Amos K. Kanyora’s research while affiliated with Egerton University and other places

Organometallic η6-arene ruthenium(II) complexes with 3-chloro-6-(1H-pyrazol-1-yl)pyridazine (Ru1, Ru2, and Ru5) and 3-chloro-6-(3,5-dimethyl-1H-pyrazol-1-yl)pyridazine (Ru3-4) N,N’ heterocyclic and η6-arene (cymene (Ru1-4) or toluene (Ru 5)) have been synthesized. The ruthenium(II) complexes have common “three-legged piano-stool” pseudo-octahedral structures known for half-sandwich complexes. Evolution of their UV–Visible absorption spectra in PBS buffer or DMSO over 24 h confirmed their good solvolysis stability. Titrations of the complexes with the calf thymus DNA (CT-DNA) were monitored using UV–Visible absorption and fluorescence spectroscopies. The complexes interact moderately with CT-DNA and their binding constants are in the order of 104 M−1. Competitive binding of the complexes to a DNA-Hoechst 33,258 depicted competitive displacement of Hoechst from DNA’s minor grooves. These complexes bind to glutathione forming GSH-adducts through S coordination by replacement of a halide, with the iodo-analogues having higher binding constants than the chloro-complexes. Cyclic voltammograms of the complexes exhibited one electron-transfer quasi-reversible process. Trends in the molecular docking data of Ru1-5/DNA were similar to those for DNA binding constants. Of the five, only Ru1, Ru3 and Ru5 showed some activity (moderate) against the MCF-7 breast cancer cells with IC50 values in the range of 59.2–39.9 for which Ru5 was the most active. However, the more difficult-to-treat cell line, MDA-MB 231 cell was recalcitrant to the treatment by these complexes. Molecular docking simulations visualized the interactions of arene Ru(II) complexes with CT-DNA via minor grooving. The trends were corroborated by electrochemical and cytotoxicity data.

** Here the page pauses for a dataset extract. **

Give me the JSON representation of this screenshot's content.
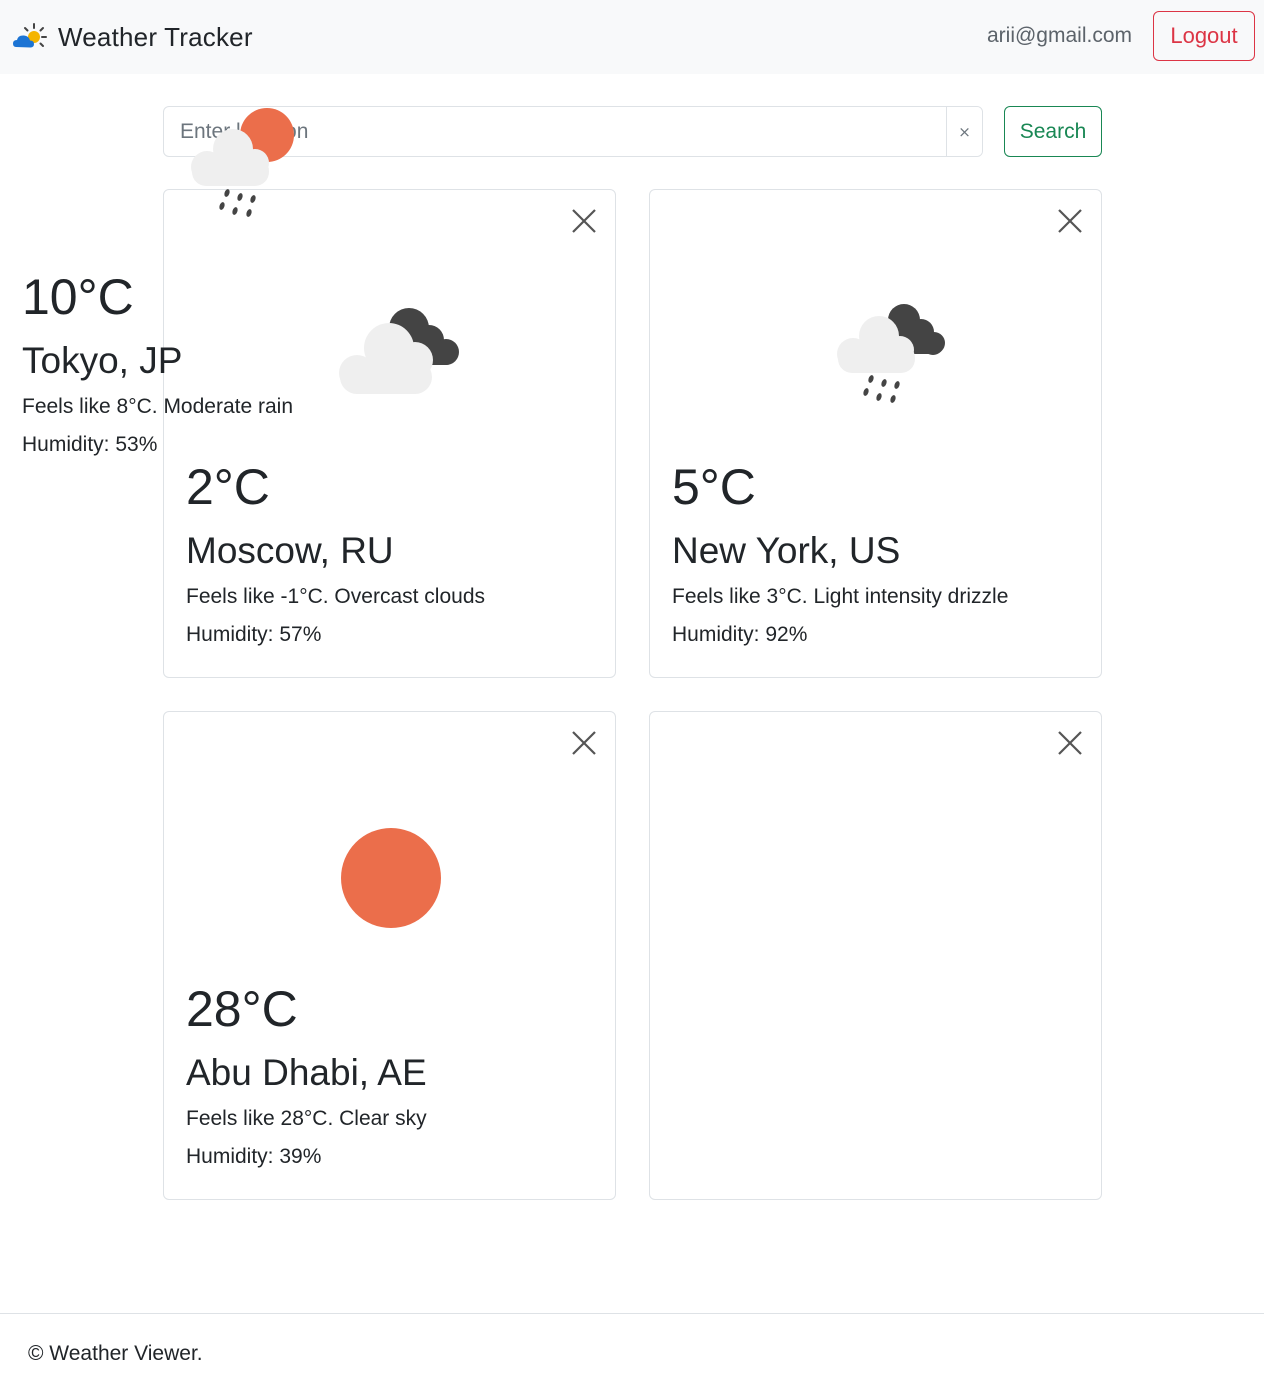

Herein, we report the synthesis and single-crystal X-ray structures of three (η⁶-p-cymene)Ru(II) tetrafluoroborate salts, viz., [(η⁶-p-cymene)(3-chloro-6-(1H-pyrazol-1-yl)pyridazine)Ru(X)]BF4, (X = Cl, Br, I), Ru1-3. They were prepared by the reactions of [(η⁶-p-cymene)Ru(μ-X)(X)]2, (X = Cl, Br, I) with two-mole equivalents of 3-chloro-6-(1H-pyrazol-1-yl)pyridazine, under inert conditions at ambient temperatures, and subsequently precipitated by the addition of excess BF4⁻ ions. Orange crystalline precipitates were obtained in good yields, from which the respective single crystals for X-ray diffraction analysis were recrystallized by slow evaporation from their methanolic/diethyl ether solutions. The Ru(II) complexes were characterized by various spectroscopic techniques and chemical methods, which included FTIR, ¹H/¹³C NMR, UV-visible absorption, mass spectrometry, and elemental analysis. The molecular structures were solved by single-crystal X-ray crystal diffraction analysis. The complexes crystallized in the monoclinic crystal system in the P21/c (Ru1-2) and P21/n (Ru3) space groups. Density Functionals Theoretical (DFT) calculations were performed in methanol to gain an understanding of the electronic and structural properties of the complexes. Trends in the data metrics were established, and selected data were compared with the diffraction data. The electrophilicity indices of Ru1-3 follow the order Ru3 > Ru2 > Ru1, and the trend is in line with their anticipated order of reactivity towards nucleophiles.

The powder of the arene osmium(II) complex, [Os(II)(dpzm)(η⁶-p-cym)Cl]BF4 (dpzm = di(1H-pyrazol-1-yl)methane; η⁶-p-cym = para-cymene), with a formula of C17H22BClF4N4Os (referred to herein as 1) was isolated from the reaction of [(η⁶-p-cym)Os(μ-Cl)(Cl)]2 with dpzm dissolved in acetonitrile and under a flow of nitrogen gas. It was characterized by spectroscopic techniques (viz., FTIR, ¹H NMR, UV-Visible absorption). Yellow crystal blocks of 1 were grown by the slow evaporation from the methanolic solution of its powder. The single-crystal X-ray structure of 1 was solved by diffraction analysis on a Bruker APEX Duo CCD area detector diffractometer using the Cu(Kα), λ = 1.54178 Å as the radiation source, and 1 crystallizes in the monoclinic crystal system and the C2/c (no. 15) space group.